Examine the circuit boards for any visible breaks or cracks. These will be especially likely at the corners where the stress may have been greatest. If you find ANY cracks, no matter how small in the circuit board, you will need to carefully inspect to determine if any circuit traces run across these cracks. If they do, then there are certainly breaks in the circuitry which will need to be repaired. Circuit boards in consumer equipment are almost never more than two layers so repair is possible but if any substantial number of traces are broken, it will take time and patience. Do not just run over them with solder as this will not last. Use a fine tipped low wattage soldering iron and run #22-26 gauge insulated wires between convenient endpoints - these don't need to be directly on either side of the break. Double check each connection after soldering for correct wiring and that there are no shorts before proceeding to the next.
If the circuit board is beyond hope or you do not feel you would be able to repair it in finite time, replacements may be available but their cost is likely to be more than the equipment is worth. Locating a junk unit of the same model to cannibalize for parts may be a more realistic option.

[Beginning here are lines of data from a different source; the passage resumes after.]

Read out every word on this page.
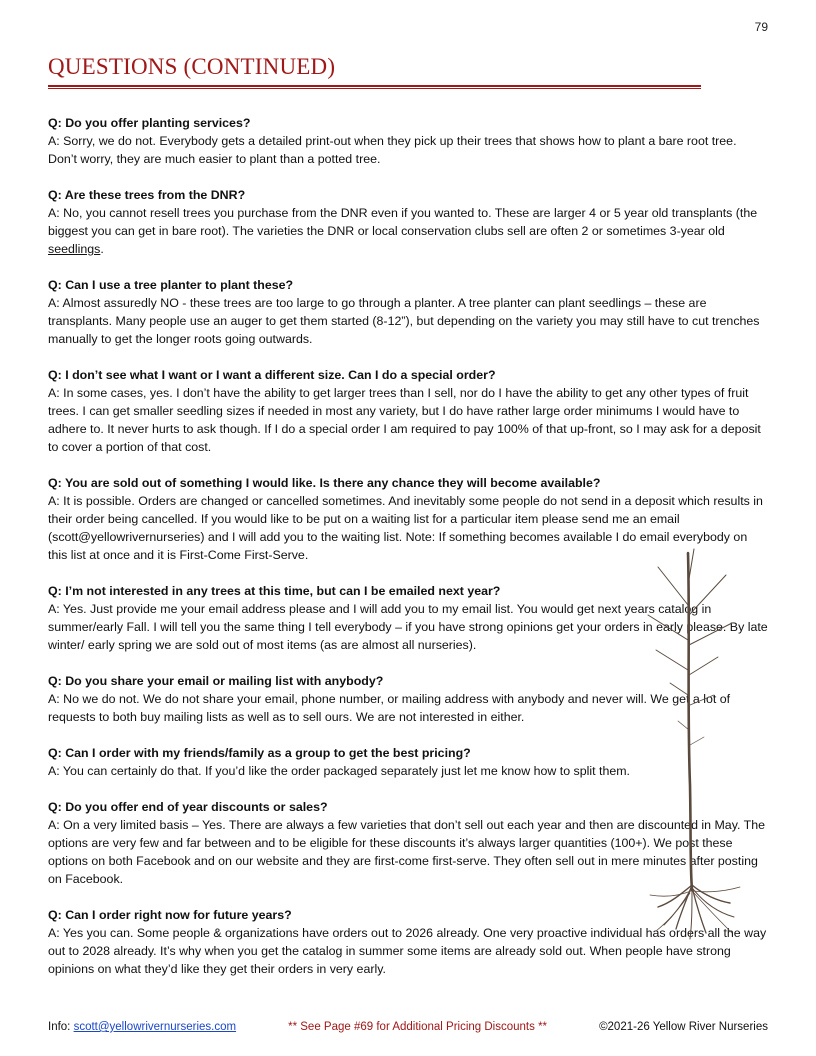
79
QUESTIONS (CONTINUED)
Q: Do you offer planting services?
A: Sorry, we do not. Everybody gets a detailed print-out when they pick up their trees that shows how to plant a bare root tree. Don’t worry, they are much easier to plant than a potted tree.
Q: Are these trees from the DNR?
A: No, you cannot resell trees you purchase from the DNR even if you wanted to. These are larger 4 or 5 year old transplants (the biggest you can get in bare root). The varieties the DNR or local conservation clubs sell are often 2 or sometimes 3-year old seedlings.
Q: Can I use a tree planter to plant these?
A: Almost assuredly NO - these trees are too large to go through a planter. A tree planter can plant seedlings – these are transplants. Many people use an auger to get them started (8-12”), but depending on the variety you may still have to cut trenches manually to get the longer roots going outwards.
Q: I don’t see what I want or I want a different size. Can I do a special order?
A: In some cases, yes. I don’t have the ability to get larger trees than I sell, nor do I have the ability to get any other types of fruit trees. I can get smaller seedling sizes if needed in most any variety, but I do have rather large order minimums I would have to adhere to. It never hurts to ask though. If I do a special order I am required to pay 100% of that up-front, so I may ask for a deposit to cover a portion of that cost.
Q: You are sold out of something I would like. Is there any chance they will become available?
A: It is possible. Orders are changed or cancelled sometimes. And inevitably some people do not send in a deposit which results in their order being cancelled. If you would like to be put on a waiting list for a particular item please send me an email (scott@yellowrivernurseries) and I will add you to the waiting list. Note: If something becomes available I do email everybody on this list at once and it is First-Come First-Serve.
Q: I’m not interested in any trees at this time, but can I be emailed next year?
A: Yes. Just provide me your email address please and I will add you to my email list. You would get next years catalog in summer/early Fall. I will tell you the same thing I tell everybody – if you have strong opinions get your orders in early please. By late winter/ early spring we are sold out of most items (as are almost all nurseries).
Q: Do you share your email or mailing list with anybody?
A: No we do not. We do not share your email, phone number, or mailing address with anybody and never will. We get a lot of requests to both buy mailing lists as well as to sell ours. We are not interested in either.
Q: Can I order with my friends/family as a group to get the best pricing?
A: You can certainly do that. If you’d like the order packaged separately just let me know how to split them.
Q: Do you offer end of year discounts or sales?
A: On a very limited basis – Yes. There are always a few varieties that don’t sell out each year and then are discounted in May. The options are very few and far between and to be eligible for these discounts it’s always larger quantities (100+). We post these options on both Facebook and on our website and they are first-come first-serve. They often sell out in mere minutes after posting on Facebook.
Q: Can I order right now for future years?
A: Yes you can. Some people & organizations have orders out to 2026 already. One very proactive individual has orders all the way out to 2028 already. It’s why when you get the catalog in summer some items are already sold out. When people have strong opinions on what they’d like they get their orders in very early.
Info: scott@yellowrivernurseries.com	** See Page #69 for Additional Pricing Discounts **	©2021-26 Yellow River Nurseries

Degauss the set as any impact may magnetize the CRT. Power cycling may work but a manual degaussing is best.
Once all visible damage has been repaired and broken parts have been replaced, power it up and see what happens. Be prepared to pull the plug if there are serious problems (billowing smoke or fireworks would qualify).
If there are obvious problems with color, disconnect (or disable) two of the 3 primary colors with a B/W picture (color control turned all the way down) or solid raster displayed. If the raster is not now a pure color, you have a CRT or CRT purity adjustment problem.
Perform any purity, convergence, or other realignment as needed.
Then proceed to address any remaining problems one at a time.